27
Apr
19

The Colour of my Blood is Hindustani!

“Translation is not original creation – that is what one must remember. In translation, some loss is inevitable.” – Joseph Brodsky

I invariably receive some sort of a gentle grumpy communication from my non-Hindi speaking/reading subscribers about my Hindi posts. I understand and acknowledge their irritation but Hindi is my mother-tongue and every now and then, my thoughts and words flow better for me in my own language. I can’t always give a translation in English. It would become tedious. However, this is an exception and here is a translated version of my last post.

Incidentally, why don’t the ‘gentle grumpies’ ever use the comments option?

*

Today

I find all my colleagues

to be blind

but

when I am alone

innumerable, bodiless eyes

continue to stare at me.

In such predatory times –

whom should I hand over

my capital of beliefs?

 – ‘Vishwas’ page 103, from the poetry collection ‘Shana Ghunghroo’ by late Prof. Ramesh Kumar Sharma

My father and my eldest maternal uncle were very close friends and their principles, high intellect, and personalities have had a tremendous influence in my life.

My uncle played an active role in the Freedom Movement as a soldier and was just 15 years old when he was arrested and incarcerated for 59 days in the Agra Kotwali (main police station). He endured harsh physical torture – continuously laid naked on ice blocks; hung upside down; needles being pierced into his nails; punched and beaten with a stick.

Even after severe injuries to both his wrist bones, the left hip joint and ankles, he refused to become a government witness and approver.

Talking about this time, Gandhiji wrote an article in the ‘Harijan’ stating that he could not call to mind this type of torture being inflicted on any child of this age.

*

A few days ago, I met some ‘impotent nationalists’ or should I say, that drunk on the poisonous chalice of Hindutva, these double-crossing mercenaries who have never breathed the pure air of diligence towards their Nation and whose lives have never been touched by sound education, right direction, correct thinking – had come to enquire.

*

Threatening enquiries!

Enquiry as to why, despite being a Hindu, I did not have a saffron flag on the main gate?

Enquiry as to why I was purchasing vegetable from a Muslim?

Enquiry as to why I wore pathani suits?

Enquiry as to why I kept in touch with Naseemben who had lost her family and house in the post-Godhra genocide?

Enquiry as to why I made no donations for the religious public feasts?

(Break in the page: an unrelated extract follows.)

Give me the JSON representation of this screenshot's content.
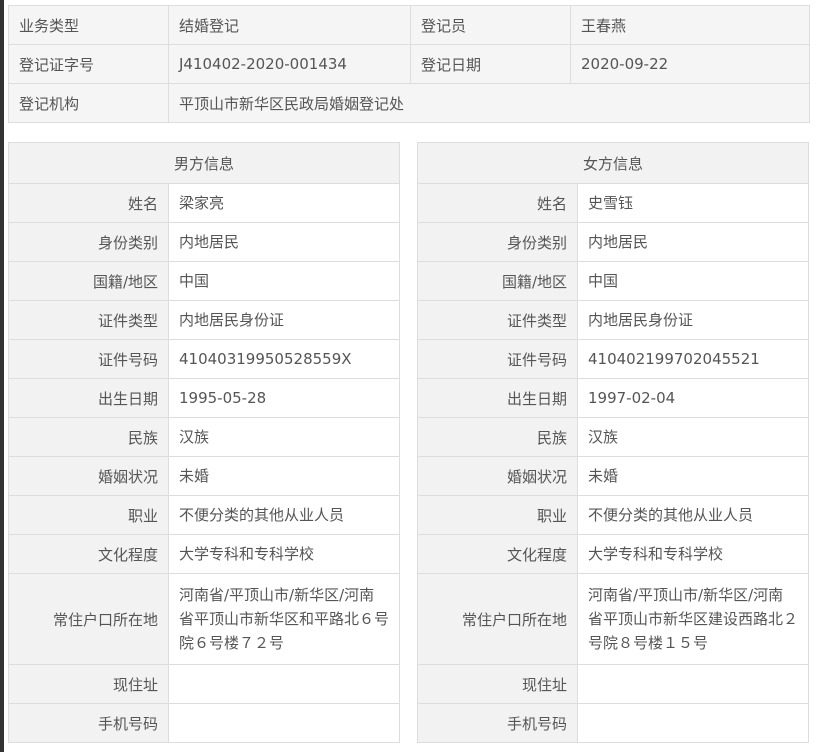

Enquiry as to why I was not a devotee of Modi?

*

And, giving me information too!

Information about my family and kin.

Information about the likelihood of my being beaten-up again.

Information about how I would not be able to get a job anywhere.

Information about other ‘traitors’ like me who were also being watched.

Etc……………

*

I asked them about Section 19(1) (a) of the Indian Constitution, but received no response. The fools did not even realize that their information about ‘there were others’ like me, gave my soul an unbounded sensation of peace and satisfaction. And, that is why something must have reflected in my eyes because of which these gutter-snipes got distracted and left.

*

It is unbelievable the way these arrogant saffronized lumpen elements are being nurtured. How long will they be nursed?

Who all are being watched by whom?

Why are we so spineless?

Will we have to now, even look at our shadows with suspicion?

*

I remain cautious; nonetheless being in a constant state of alertness is also tiring. But, I am not scared and will not bow to these worms till my last breath.

The blood of my ancestors flowing in my veins keeps my doctrines alive and I am not afraid of death. My nature does not support fear and blackmail. However, it is a fact that my mind does get rattled and I worry about my kin. It is not a nice feeling if some other person were to suffer because of my ideologies. Many a times, I have endured by numbing myself to reach the extent of the limit of limits. Not to forget the circumstances that have made me undergo excessive mental distress.

My heart shrieks out and I am over-whelmed with melancholy and the manifestation of bad dreams unveils itself. From time-to-time, the violent storms within these nightmares becomes too much, especially when the hidden past of my personal life cannot be easily controlled.

And, because my blood is flowing in somebody else’s veins or the legacy of my thinking is flourishing in other minds, I am ready to pass the torch.